Once we put together the Guantanamo era habeas and civil rights cases what they amount to is this: if the U.S. abducts you from your home country and removes you to some unknown destination where you are detained, tortured, and otherwise abused for an indefinite period with no charges filed against you, and held incommunicado with no counsel assigned to you, you can, if you get a lawyer, file a habeas corpus petition seeking your release. However, if you survive this ordeal, under no circumstances will you be able to hold accountable the officials who arranged for your abduction, detention, and abusive treatment even though such treatment violates all manner of domestic and international norms. This is a legacy of which the U.S. should be deeply ashamed.

But this is not all. 

An Extraordinary Mobilization of Lawyers to Represent Guantanamo Detainees

Finally, any legacy of Guantanamo and 9/11 has to recognize the extraordinary mobilization on behalf of lawyers throughout the world to voluntarily assume legal representation of these numerous individuals held in detention off the shores of the U.S. without charges and in violation not just of the Constitution of the United States, but also of international law. 

Without compensation and often at great expense, not knowing who their client was and not even able to communicate in a common language, lawyers stepped up to the highest traditions of the profession to defend those beaten down by the USgovernment and the mass media. Much of this work was initiated by the Center for Constitutional Rights and Michael Ratner, undertaking a role similar to that under which the organization got started: mobilizing lawyers to go south in the 1960s to assist the Black liberation movements taking place there. Michael Ratner was gracious enough to come to my Constitutional Structures class in the midst of this extraordinary campaign to explain it to CUNY Law students. 

Of course there were some government naysayers who condemned the entire project, such as Charles D. Stimson, Pentagon lawyer who denounced volunteers for “representing terrorists.”  Little did he know that the U.S. was actually detaining artists and writers. Stimson learned the hard way. After a “torrent of anger from lawyers, legal ethics specialists and bar association officials, who said that his comments were repellent and displayed an ignorance of the duties of lawyers to represent people in legal trouble” Stimson left his position at the Pentagon claiming that the controversy had “hampered his ability to be effective at his job.

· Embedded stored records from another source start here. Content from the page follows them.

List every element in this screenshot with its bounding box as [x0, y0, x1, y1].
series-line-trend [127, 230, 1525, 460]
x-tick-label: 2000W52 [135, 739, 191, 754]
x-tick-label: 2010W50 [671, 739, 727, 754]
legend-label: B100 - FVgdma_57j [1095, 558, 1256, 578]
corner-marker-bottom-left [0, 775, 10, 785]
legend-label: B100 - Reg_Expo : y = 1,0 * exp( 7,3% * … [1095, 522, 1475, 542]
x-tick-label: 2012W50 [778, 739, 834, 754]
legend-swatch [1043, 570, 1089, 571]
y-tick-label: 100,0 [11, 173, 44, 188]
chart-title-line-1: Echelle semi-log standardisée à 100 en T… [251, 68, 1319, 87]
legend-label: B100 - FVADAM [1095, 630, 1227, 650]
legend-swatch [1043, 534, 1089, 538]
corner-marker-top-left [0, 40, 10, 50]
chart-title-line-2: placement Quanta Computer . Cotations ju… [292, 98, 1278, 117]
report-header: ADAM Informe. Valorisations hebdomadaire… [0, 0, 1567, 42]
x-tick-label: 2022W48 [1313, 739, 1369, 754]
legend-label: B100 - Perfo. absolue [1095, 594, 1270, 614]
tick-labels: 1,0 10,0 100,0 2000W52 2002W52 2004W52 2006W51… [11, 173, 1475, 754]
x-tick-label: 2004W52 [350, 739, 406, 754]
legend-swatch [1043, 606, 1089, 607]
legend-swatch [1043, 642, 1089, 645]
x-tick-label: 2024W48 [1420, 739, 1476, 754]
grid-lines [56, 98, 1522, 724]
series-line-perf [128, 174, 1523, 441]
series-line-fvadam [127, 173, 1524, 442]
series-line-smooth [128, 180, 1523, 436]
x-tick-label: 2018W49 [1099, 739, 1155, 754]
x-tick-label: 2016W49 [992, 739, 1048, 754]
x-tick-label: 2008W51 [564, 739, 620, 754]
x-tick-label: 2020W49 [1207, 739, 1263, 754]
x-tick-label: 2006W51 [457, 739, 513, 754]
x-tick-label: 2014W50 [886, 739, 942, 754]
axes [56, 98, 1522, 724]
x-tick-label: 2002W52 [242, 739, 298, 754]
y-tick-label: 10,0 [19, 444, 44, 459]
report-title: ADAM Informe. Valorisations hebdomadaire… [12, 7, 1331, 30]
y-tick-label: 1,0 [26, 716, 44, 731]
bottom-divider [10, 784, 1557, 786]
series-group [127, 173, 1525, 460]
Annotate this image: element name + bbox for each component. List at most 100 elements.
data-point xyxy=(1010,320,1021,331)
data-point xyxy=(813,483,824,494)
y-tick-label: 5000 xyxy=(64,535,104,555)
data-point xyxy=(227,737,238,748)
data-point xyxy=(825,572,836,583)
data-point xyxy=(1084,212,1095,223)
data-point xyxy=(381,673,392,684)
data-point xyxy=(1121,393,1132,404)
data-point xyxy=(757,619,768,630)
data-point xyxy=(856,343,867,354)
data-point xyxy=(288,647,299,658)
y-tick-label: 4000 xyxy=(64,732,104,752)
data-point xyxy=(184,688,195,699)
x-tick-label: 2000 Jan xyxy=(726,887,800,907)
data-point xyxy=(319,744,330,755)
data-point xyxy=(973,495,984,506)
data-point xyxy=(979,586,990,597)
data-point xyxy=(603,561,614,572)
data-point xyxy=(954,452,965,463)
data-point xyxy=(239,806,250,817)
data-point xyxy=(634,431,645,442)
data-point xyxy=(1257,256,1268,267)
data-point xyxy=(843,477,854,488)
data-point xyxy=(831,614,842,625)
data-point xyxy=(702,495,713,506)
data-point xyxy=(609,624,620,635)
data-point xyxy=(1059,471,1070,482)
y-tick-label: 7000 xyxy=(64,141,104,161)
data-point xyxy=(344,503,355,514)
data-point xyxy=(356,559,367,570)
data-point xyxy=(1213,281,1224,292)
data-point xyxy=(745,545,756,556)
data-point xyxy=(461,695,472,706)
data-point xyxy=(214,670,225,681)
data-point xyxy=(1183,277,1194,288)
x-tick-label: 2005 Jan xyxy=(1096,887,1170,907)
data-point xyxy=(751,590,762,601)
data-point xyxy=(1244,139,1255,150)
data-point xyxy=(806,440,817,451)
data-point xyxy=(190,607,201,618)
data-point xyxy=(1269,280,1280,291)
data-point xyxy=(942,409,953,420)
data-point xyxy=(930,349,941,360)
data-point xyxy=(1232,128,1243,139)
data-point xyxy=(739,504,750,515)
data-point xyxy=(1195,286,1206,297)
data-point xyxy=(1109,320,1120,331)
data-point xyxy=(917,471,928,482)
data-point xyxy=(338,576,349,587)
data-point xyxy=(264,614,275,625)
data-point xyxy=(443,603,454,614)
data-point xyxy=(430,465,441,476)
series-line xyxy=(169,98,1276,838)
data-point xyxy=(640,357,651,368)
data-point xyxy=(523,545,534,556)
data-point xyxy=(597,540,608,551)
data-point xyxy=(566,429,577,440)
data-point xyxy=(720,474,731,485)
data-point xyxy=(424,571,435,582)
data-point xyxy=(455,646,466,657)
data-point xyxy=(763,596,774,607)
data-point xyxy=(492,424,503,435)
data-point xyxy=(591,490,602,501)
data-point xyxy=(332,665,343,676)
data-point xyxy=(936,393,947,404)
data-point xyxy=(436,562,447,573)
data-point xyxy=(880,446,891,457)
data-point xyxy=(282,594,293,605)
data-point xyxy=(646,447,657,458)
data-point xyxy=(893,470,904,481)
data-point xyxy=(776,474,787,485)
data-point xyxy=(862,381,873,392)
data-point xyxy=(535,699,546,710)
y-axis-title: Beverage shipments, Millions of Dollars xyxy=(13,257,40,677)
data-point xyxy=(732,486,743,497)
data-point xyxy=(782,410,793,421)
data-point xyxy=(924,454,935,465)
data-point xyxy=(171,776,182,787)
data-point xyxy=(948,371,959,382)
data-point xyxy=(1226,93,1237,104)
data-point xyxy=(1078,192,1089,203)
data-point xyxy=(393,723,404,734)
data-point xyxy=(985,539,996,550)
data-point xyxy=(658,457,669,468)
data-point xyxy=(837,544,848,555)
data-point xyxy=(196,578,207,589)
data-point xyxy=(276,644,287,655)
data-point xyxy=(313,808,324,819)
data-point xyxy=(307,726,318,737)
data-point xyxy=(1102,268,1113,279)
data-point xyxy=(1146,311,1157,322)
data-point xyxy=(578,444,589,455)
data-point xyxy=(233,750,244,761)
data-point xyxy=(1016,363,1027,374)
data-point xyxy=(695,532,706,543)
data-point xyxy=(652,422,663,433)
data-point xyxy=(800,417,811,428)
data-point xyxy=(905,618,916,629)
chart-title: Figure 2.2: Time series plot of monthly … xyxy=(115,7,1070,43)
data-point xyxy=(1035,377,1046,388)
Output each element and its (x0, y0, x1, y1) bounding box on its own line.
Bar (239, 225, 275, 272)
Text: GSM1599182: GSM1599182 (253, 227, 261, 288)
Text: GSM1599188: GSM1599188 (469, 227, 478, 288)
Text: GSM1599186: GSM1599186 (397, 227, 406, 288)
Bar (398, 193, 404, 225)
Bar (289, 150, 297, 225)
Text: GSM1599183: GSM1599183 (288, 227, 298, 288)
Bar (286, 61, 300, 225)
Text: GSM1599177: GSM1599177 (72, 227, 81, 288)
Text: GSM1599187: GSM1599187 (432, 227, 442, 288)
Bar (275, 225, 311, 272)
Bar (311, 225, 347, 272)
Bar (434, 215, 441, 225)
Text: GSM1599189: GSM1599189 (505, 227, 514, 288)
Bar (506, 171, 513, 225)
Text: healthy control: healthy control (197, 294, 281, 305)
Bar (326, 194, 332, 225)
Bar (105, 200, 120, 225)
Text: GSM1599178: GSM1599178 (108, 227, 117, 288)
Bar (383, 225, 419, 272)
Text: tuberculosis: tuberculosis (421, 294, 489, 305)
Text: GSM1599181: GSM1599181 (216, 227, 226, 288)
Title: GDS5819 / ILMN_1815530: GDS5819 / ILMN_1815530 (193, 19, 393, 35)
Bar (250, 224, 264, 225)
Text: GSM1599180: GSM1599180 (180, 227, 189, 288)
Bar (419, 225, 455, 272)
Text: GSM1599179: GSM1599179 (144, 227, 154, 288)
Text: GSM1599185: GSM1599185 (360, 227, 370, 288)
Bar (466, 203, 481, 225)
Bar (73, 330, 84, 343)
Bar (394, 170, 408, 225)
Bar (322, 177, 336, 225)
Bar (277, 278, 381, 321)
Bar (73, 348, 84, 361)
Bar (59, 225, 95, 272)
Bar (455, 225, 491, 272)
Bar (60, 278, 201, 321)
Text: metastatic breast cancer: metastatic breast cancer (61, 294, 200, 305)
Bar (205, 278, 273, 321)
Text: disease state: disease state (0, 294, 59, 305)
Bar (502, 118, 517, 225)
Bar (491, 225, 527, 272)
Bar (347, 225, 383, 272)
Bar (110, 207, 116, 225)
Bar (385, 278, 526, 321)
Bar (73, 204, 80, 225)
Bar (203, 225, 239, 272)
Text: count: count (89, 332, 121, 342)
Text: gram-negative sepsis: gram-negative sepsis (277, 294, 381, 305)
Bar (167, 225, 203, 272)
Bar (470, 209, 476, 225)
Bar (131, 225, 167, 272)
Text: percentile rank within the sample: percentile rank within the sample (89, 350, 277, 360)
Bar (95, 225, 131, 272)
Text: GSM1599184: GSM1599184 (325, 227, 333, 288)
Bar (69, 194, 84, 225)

This blog post goes to press to mark the 20th Anniversary of the opening of the detention center at Guantanamo Bay. Yet, how do we mark the anniversary of a tragic mistake? The United States should move immediately to rectify the harms that it has caused and pay compensation to its victims. This means, at a minimum, the repatriation of those who are currently being held and the payment of damages to those who were unlawfully detained and tortured. Britain has taken the lead in this direction and the United States should follow.